Thursday, April 14, 2011

Driving Miss Daze (y)

It is an uncanny thing that a person can make it through school, graduate, then graduate from college, have children, a slew of different jobs and still have no sense of direction whatsoever! I really think there should be a clinical diagnosis for this impairment. I'd call it degenerative directionalism except for the fact that it hasn't actually gotten worse..

My family thinks that I am this way because I never paid attention when they were driving me around. Unlike a lot of people I don't get motion sickness from reading or writing. I didn't drive at all until the week I graduated from 12th grade except for the one occasion in which I hit a tree at 14 driving in the wooded area on my parents property. Evidently it was a traumatic experience which contributed to the fact that I failed the driving test twice, 3 times if you count Drivers ED. Who knew you couldn't hit 20 cones and still pass?

So my sisters, friends etc. drove me anywhere and everywhere. I learned that there was no need to figure out roads because someone else would inevitably always point me in the right direction. Not just in the car but in the hallways at school, college etc. Unfortunately someone was not always there to bail me out and I got hopelessly lost and was miserably late more often than not.

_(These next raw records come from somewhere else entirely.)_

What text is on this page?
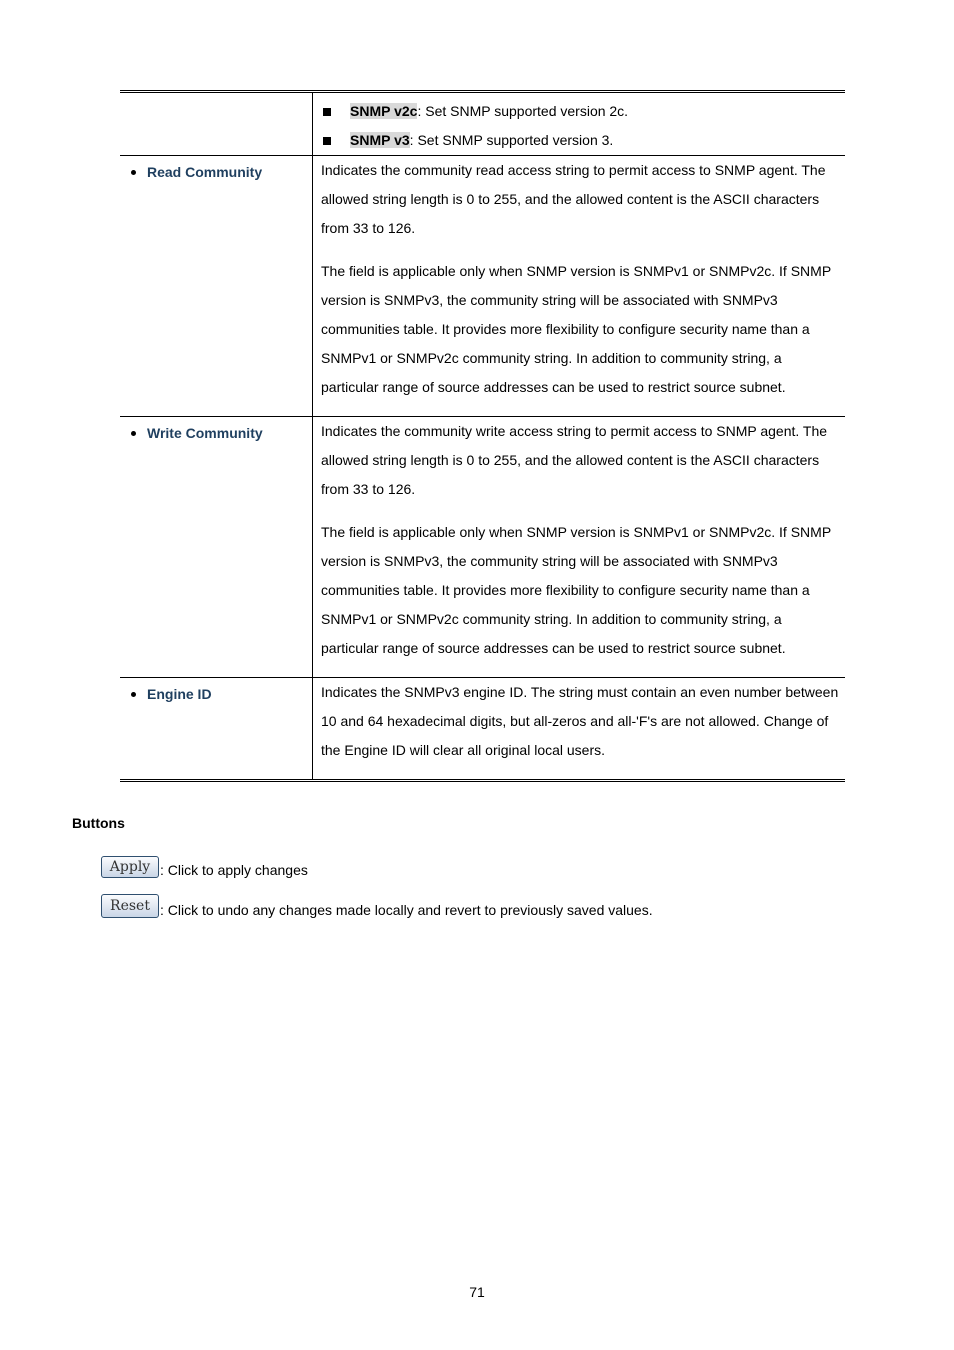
SNMP v2c: Set SNMP supported version 2c.
SNMP v3: Set SNMP supported version 3.
Read Community	Indicates the community read access string to permit access to SNMP agent. The allowed string length is 0 to 255, and the allowed content is the ASCII characters from 33 to 126.

The field is applicable only when SNMP version is SNMPv1 or SNMPv2c. If SNMP version is SNMPv3, the community string will be associated with SNMPv3 communities table. It provides more flexibility to configure security name than a SNMPv1 or SNMPv2c community string. In addition to community string, a particular range of source addresses can be used to restrict source subnet.

Write Community	Indicates the community write access string to permit access to SNMP agent. The allowed string length is 0 to 255, and the allowed content is the ASCII characters from 33 to 126.

The field is applicable only when SNMP version is SNMPv1 or SNMPv2c. If SNMP version is SNMPv3, the community string will be associated with SNMPv3 communities table. It provides more flexibility to configure security name than a SNMPv1 or SNMPv2c community string. In addition to community string, a particular range of source addresses can be used to restrict source subnet.

Engine ID	Indicates the SNMPv3 engine ID. The string must contain an even number between 10 and 64 hexadecimal digits, but all-zeros and all-'F's are not allowed. Change of the Engine ID will clear all original local users.

Buttons
Apply : Click to apply changes
Reset : Click to undo any changes made locally and revert to previously saved values.
71
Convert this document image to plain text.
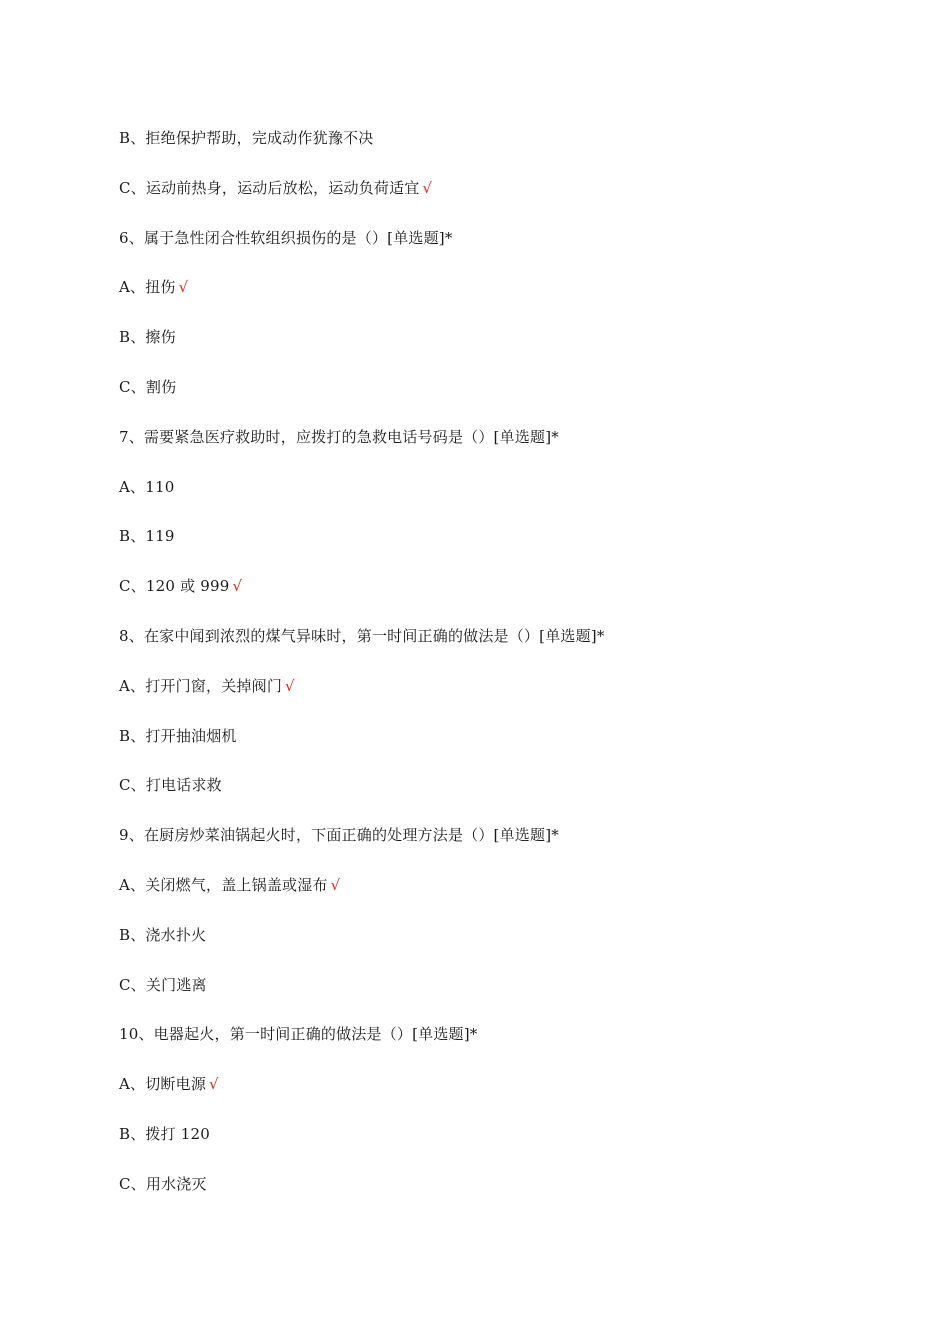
B、拒绝保护帮助，完成动作犹豫不决
C、运动前热身，运动后放松，运动负荷适宜 √
6、属于急性闭合性软组织损伤的是（）[单选题]*
A、扭伤 √
B、擦伤
C、割伤
7、需要紧急医疗救助时，应拨打的急救电话号码是（）[单选题]*
A、110
B、119
C、120 或 999 √
8、在家中闻到浓烈的煤气异味时，第一时间正确的做法是（）[单选题]*
A、打开门窗，关掉阀门 √
B、打开抽油烟机
C、打电话求救
9、在厨房炒菜油锅起火时，下面正确的处理方法是（）[单选题]*
A、关闭燃气，盖上锅盖或湿布 √
B、浇水扑火
C、关门逃离
10、电器起火，第一时间正确的做法是（）[单选题]*
A、切断电源 √
B、拨打 120
C、用水浇灭
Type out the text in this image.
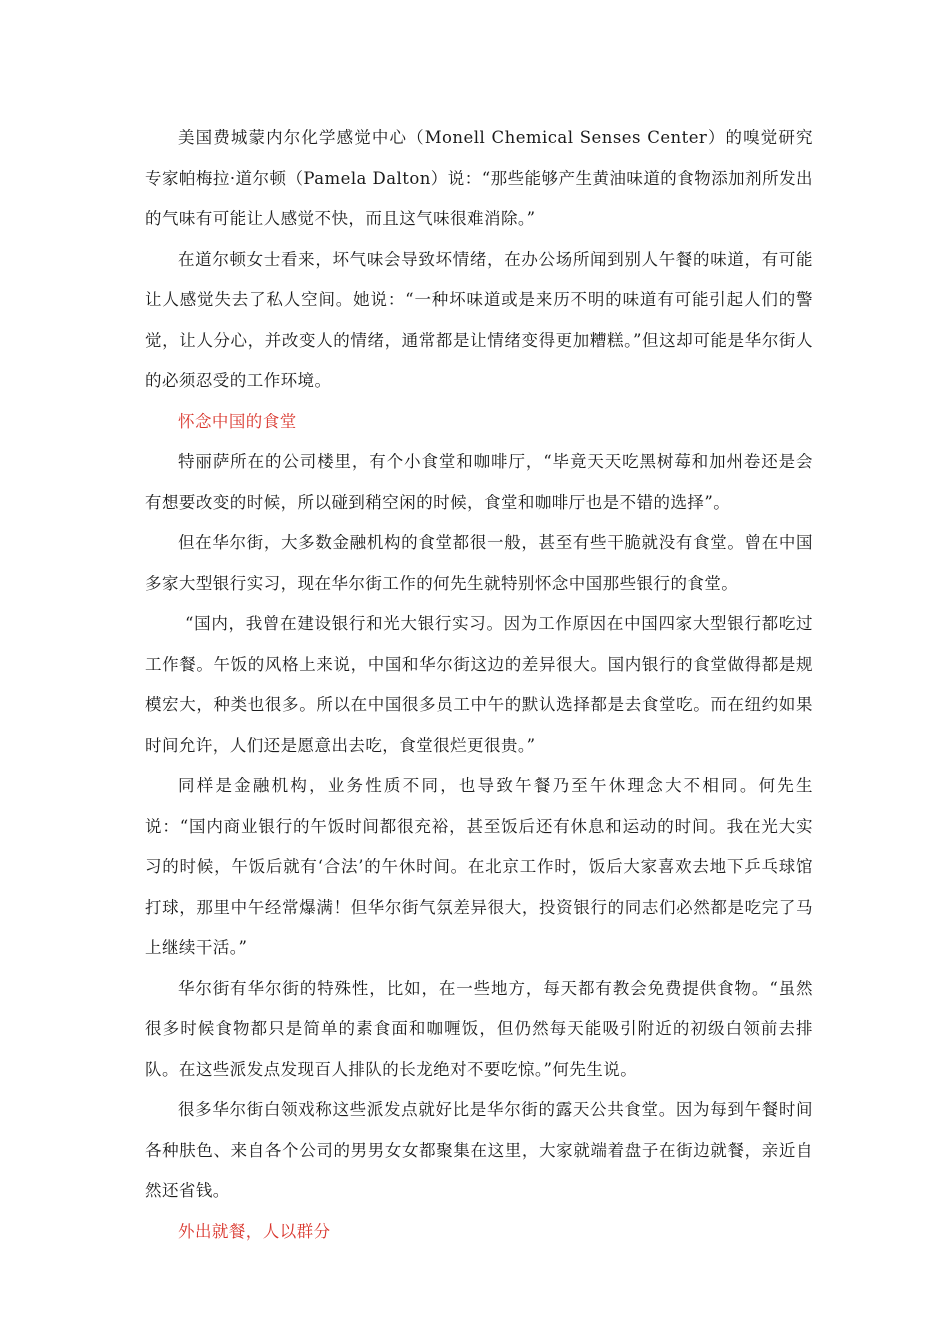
美国费城蒙内尔化学感觉中心（Monell Chemical Senses Center）的嗅觉研究专家帕梅拉·道尔顿（Pamela Dalton）说：“那些能够产生黄油味道的食物添加剂所发出的气味有可能让人感觉不快，而且这气味很难消除。”

在道尔顿女士看来，坏气味会导致坏情绪，在办公场所闻到别人午餐的味道，有可能让人感觉失去了私人空间。她说：“一种坏味道或是来历不明的味道有可能引起人们的警觉，让人分心，并改变人的情绪，通常都是让情绪变得更加糟糕。”但这却可能是华尔街人的必须忍受的工作环境。

怀念中国的食堂

特丽萨所在的公司楼里，有个小食堂和咖啡厅，“毕竟天天吃黑树莓和加州卷还是会有想要改变的时候，所以碰到稍空闲的时候，食堂和咖啡厅也是不错的选择”。

但在华尔街，大多数金融机构的食堂都很一般，甚至有些干脆就没有食堂。曾在中国多家大型银行实习，现在华尔街工作的何先生就特别怀念中国那些银行的食堂。

“国内，我曾在建设银行和光大银行实习。因为工作原因在中国四家大型银行都吃过工作餐。午饭的风格上来说，中国和华尔街这边的差异很大。国内银行的食堂做得都是规模宏大，种类也很多。所以在中国很多员工中午的默认选择都是去食堂吃。而在纽约如果时间允许，人们还是愿意出去吃，食堂很烂更很贵。”

同样是金融机构，业务性质不同，也导致午餐乃至午休理念大不相同。何先生说：“国内商业银行的午饭时间都很充裕，甚至饭后还有休息和运动的时间。我在光大实习的时候，午饭后就有‘合法’的午休时间。在北京工作时，饭后大家喜欢去地下乒乓球馆打球，那里中午经常爆满！但华尔街气氛差异很大，投资银行的同志们必然都是吃完了马上继续干活。”

华尔街有华尔街的特殊性，比如，在一些地方，每天都有教会免费提供食物。“虽然很多时候食物都只是简单的素食面和咖喱饭，但仍然每天能吸引附近的初级白领前去排队。在这些派发点发现百人排队的长龙绝对不要吃惊。”何先生说。

很多华尔街白领戏称这些派发点就好比是华尔街的露天公共食堂。因为每到午餐时间各种肤色、来自各个公司的男男女女都聚集在这里，大家就端着盘子在街边就餐，亲近自然还省钱。

外出就餐，人以群分
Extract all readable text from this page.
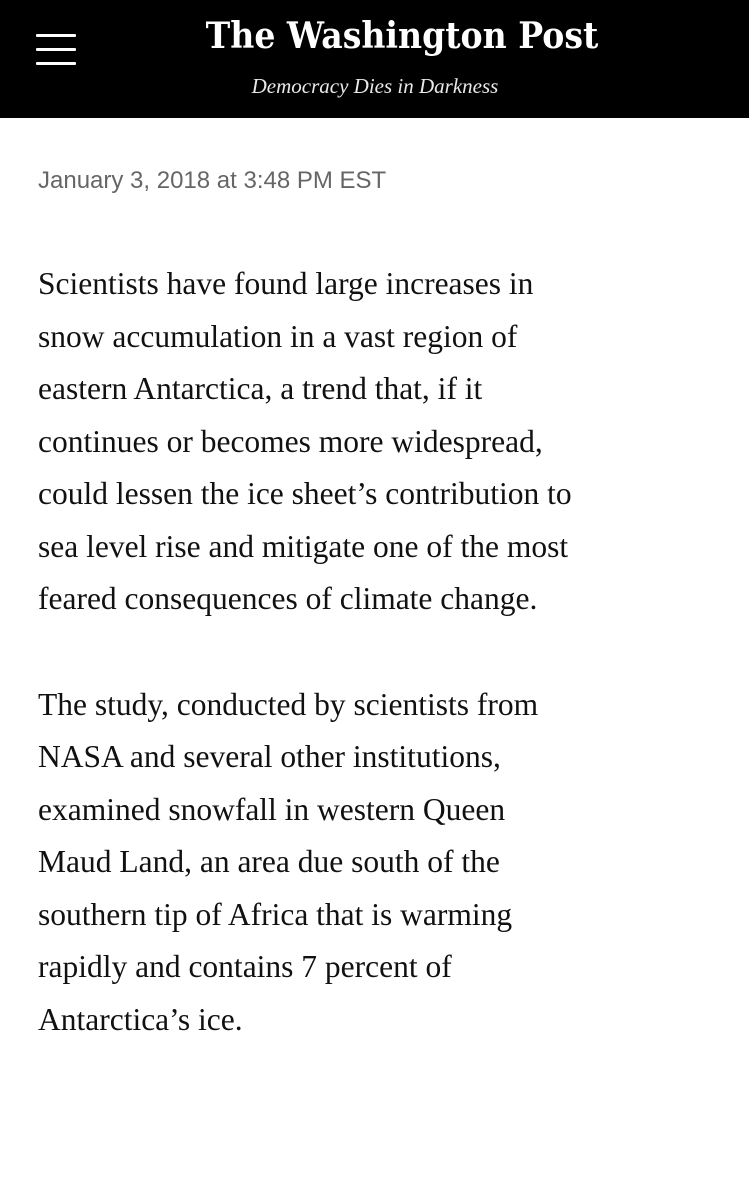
The Washington Post
Democracy Dies in Darkness
January 3, 2018 at 3:48 PM EST

Scientists have found large increases in
snow accumulation in a vast region of
eastern Antarctica, a trend that, if it
continues or becomes more widespread,
could lessen the ice sheet’s contribution to
sea level rise and mitigate one of the most
feared consequences of climate change.

The study, conducted by scientists from
NASA and several other institutions,
examined snowfall in western Queen
Maud Land, an area due south of the
southern tip of Africa that is warming
rapidly and contains 7 percent of
Antarctica’s ice.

My mother which I will refer to as Caroline because she is so much like the Ma in little House on the Prairie realized I had a (condition) when I drove her onto the exit ramp. She was so calm Ok she said, "Just make a sharp turn right here you can't go this way Danielle." What a lovely lady, that woman.

If you told me to go North I would say how do I know which way is North and you would say something about the sun and I would say but what if it's noon then how would I know for sure? No one has had an answer for that I am sure. I have lived in the same town my whole life and I still get lost in it. Nearing 30 I have given up on ever really getting past this and have a Gps now that insidiously bosses me around now. I thought getting Mr. T programmed onto it would be a good thing but he calls me a fool and threatens me a lot! I thought he would have been more on my side? Ah well such is the life of the directionally challenged.